Problème : cette nécessité de rendre des comptes rapidement conduit, notamment, à un effritement du temps de travail. "Un cadre passe en moyenne sept minutes sur une tâche, relate François Dupuy, sociologue des organisations, auteur de La faillite de la pensée managériale et Lost in management. Cette pression du court terme a pour conséquence un refus de la complexité dans l'entreprise".

Autres difficultés à surmonter : les directives contradictoires (59%) et le reporting (58%). Les managers estiment que l'excès de réunion est le premier obstacle à leur efficacité.

7 difficultés liées à l'exercice du management


Source : Observatoire du management, OasYs Mobilisation, 2017

Autant de facteurs qui contribuent sans nul doute au stress, ressenti par 77 % des managers.

Leur défi : engager leurs collaborateurs

"L'enquête montre que l'engagement n'est pas seulement une question individuelle. Il est totalement lié à ce que le responsable crée comme contexte, qui fait que le salarié a un intérêt à s'engager", indique François Dupuy.

Les facteurs de l'engagement tiennent notamment au fait pour chacun de comprendre son rôle dans l'entreprise et de se sentir soutenu. Autant de domaines dans lesquels le manager à un rôle à jouer, en communiquant, en faisant preuve de transparence.

Mais si 88 % d'entre eux estiment expliquer à chacun sa contribution à la réussite de l'entreprise, "seulement" 49 % des salariés font un retour dans ce sens. Ainsi, l'observatoire met au jour un décalage de perception entre managers et managés.

Regards croisés sur les pratiques managériales

Les managers et les salariés n'ont pas la même vision de leur relation, en particulier concernant les feedbacks donnés pour progresser.

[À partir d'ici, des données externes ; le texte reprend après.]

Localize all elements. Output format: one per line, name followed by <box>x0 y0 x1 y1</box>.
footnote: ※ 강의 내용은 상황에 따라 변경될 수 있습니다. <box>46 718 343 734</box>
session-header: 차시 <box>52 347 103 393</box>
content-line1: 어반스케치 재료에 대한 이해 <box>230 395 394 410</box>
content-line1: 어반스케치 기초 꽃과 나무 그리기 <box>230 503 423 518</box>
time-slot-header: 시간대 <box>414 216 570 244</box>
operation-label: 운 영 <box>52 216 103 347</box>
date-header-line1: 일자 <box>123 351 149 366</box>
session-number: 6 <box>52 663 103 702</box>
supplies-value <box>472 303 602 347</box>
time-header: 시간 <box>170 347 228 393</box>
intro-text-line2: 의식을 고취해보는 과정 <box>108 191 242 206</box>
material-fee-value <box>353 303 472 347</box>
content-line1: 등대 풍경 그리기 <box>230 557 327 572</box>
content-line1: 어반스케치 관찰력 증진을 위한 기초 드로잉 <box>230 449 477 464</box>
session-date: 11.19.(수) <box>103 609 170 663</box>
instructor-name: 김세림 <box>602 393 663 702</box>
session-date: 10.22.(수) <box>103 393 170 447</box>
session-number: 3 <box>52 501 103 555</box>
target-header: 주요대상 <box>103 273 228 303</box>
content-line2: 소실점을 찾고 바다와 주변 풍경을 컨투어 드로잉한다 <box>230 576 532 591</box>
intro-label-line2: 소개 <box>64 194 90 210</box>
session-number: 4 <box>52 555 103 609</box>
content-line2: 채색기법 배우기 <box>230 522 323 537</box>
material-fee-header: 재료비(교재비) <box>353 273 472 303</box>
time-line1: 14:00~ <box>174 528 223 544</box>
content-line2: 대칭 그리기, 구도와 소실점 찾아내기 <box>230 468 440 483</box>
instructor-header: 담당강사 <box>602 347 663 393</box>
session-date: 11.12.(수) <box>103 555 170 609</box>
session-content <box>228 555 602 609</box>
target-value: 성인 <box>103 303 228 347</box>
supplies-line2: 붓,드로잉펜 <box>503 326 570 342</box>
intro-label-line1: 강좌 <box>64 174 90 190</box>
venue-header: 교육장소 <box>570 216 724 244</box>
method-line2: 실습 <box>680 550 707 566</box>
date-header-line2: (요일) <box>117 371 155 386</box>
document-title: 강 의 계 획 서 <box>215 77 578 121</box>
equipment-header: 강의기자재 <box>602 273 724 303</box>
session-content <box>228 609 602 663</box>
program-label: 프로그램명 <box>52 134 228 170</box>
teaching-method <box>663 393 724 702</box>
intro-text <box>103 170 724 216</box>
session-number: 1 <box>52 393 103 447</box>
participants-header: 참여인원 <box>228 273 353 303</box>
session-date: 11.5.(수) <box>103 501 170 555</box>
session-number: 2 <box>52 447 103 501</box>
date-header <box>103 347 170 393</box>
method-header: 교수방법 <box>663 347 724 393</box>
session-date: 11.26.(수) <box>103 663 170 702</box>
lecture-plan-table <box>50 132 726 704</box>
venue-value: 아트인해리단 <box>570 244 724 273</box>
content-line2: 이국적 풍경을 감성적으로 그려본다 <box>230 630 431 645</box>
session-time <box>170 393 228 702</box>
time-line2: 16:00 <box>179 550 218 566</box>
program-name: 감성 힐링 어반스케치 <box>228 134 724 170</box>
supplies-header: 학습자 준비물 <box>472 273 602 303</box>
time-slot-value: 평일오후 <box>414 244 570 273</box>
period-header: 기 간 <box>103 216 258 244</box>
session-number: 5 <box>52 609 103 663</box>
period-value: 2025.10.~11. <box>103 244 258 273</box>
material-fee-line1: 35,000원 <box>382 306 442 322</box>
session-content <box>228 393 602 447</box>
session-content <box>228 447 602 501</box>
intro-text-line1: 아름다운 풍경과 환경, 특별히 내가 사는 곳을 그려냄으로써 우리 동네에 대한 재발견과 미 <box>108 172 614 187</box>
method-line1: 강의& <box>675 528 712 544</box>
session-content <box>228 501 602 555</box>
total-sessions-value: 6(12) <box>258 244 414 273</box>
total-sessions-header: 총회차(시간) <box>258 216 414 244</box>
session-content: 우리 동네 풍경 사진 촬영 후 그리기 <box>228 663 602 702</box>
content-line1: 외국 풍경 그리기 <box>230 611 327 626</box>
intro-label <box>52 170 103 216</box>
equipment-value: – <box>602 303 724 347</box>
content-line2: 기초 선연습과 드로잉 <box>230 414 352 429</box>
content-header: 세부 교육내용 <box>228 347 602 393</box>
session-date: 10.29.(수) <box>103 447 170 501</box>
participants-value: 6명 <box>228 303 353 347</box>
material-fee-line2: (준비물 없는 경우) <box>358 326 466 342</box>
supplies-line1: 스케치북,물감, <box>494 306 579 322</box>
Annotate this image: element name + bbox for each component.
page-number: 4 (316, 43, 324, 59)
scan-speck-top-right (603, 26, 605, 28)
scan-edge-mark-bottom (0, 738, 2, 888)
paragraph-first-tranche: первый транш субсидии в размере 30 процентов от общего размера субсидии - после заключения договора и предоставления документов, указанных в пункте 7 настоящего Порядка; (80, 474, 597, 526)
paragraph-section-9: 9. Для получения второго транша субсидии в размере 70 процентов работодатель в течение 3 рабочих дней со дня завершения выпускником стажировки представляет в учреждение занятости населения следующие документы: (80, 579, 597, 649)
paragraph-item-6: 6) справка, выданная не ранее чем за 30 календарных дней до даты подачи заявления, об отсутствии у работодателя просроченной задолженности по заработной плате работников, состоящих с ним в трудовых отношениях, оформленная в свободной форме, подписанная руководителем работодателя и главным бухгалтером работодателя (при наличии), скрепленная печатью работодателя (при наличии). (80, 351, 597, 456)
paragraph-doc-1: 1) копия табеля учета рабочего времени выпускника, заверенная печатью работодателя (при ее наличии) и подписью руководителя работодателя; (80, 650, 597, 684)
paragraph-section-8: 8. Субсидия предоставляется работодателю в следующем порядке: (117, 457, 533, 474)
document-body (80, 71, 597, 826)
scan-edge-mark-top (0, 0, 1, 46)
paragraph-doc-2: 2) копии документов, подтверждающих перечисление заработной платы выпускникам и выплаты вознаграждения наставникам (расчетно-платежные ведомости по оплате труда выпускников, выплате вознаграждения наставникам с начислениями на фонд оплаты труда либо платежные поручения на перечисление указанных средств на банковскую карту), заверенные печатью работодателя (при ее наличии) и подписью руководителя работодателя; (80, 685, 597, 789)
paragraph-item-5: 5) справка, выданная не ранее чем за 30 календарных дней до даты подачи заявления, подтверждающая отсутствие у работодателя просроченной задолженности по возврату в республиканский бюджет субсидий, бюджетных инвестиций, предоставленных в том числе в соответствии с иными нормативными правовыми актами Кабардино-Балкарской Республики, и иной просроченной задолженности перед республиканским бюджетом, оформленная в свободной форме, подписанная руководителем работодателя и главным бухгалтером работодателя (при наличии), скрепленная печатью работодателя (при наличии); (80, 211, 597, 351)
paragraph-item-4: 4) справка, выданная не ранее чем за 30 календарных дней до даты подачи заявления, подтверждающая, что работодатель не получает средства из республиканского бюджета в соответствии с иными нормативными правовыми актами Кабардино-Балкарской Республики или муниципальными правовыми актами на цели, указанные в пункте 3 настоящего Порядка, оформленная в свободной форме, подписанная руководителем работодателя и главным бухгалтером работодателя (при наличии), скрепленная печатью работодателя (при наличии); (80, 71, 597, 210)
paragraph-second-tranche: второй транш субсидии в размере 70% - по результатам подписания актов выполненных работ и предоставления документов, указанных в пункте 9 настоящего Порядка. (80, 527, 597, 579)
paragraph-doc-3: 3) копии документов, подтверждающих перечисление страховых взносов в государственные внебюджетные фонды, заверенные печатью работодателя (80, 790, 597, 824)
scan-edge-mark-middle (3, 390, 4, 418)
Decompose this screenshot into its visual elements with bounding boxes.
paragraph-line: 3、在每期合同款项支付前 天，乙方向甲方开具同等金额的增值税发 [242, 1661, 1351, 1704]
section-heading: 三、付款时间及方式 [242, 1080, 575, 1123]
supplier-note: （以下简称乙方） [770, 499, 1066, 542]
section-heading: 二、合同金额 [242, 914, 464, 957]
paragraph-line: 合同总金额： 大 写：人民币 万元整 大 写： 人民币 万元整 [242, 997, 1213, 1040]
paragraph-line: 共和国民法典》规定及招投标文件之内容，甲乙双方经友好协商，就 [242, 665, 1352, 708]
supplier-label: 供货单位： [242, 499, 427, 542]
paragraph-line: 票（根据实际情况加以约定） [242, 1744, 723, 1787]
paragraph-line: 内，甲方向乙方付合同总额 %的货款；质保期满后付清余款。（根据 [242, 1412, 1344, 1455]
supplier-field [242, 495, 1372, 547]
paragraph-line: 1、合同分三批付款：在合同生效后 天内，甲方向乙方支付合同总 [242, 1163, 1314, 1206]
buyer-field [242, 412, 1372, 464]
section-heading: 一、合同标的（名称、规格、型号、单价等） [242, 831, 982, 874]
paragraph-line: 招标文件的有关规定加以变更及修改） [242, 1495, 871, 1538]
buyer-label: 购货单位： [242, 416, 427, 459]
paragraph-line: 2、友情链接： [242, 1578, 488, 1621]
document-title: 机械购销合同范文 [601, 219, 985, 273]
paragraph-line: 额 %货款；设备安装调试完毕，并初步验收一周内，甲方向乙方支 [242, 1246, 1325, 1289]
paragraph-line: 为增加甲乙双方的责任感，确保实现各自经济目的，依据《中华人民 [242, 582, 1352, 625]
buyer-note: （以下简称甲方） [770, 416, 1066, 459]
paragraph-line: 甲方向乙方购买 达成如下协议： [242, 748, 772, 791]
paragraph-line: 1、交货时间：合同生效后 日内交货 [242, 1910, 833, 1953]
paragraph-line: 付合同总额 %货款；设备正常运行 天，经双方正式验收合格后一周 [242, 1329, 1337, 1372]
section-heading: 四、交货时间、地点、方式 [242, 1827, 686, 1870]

Source : Observatoire du management, OasYs Mobilisation, 2017

Globalement, 94 % des managers estiment être "bons" dans leur action, mais seulement 64 % des collaborateurs ont la même vision. "Le moment est-il venu de s'interroger sur [l'] efficacité [des formations au management] dispensées depuis de nombreuses années?", s'interroge OasYs dans son compte rendu de l'observatoire.

Au-delà, cet écart questionne aussi l'efficacité des modes de management traditionnels, basés sur la verticalité. "Le modèle de management jusqu'à aujourd'hui a produit du désengagement. Ce modèle est celui du management coercitif basé sur le reporting et les process", analyse François Dupuy, qui met en avance l'importance de la notion de "confiance" comme socle de l'engagement.

1 Étude menée sur 754 managers (dont 22 % de managers de managers) et 753 collaborateurs, de 16 à 50 ans et plus. Ils sont issus d'entreprises des secteurs privé et public et de toutes tailles, dont 29 % de TPE-PME de 0 à 49 salariés et 26 % de PME de 50 à 499 salariés.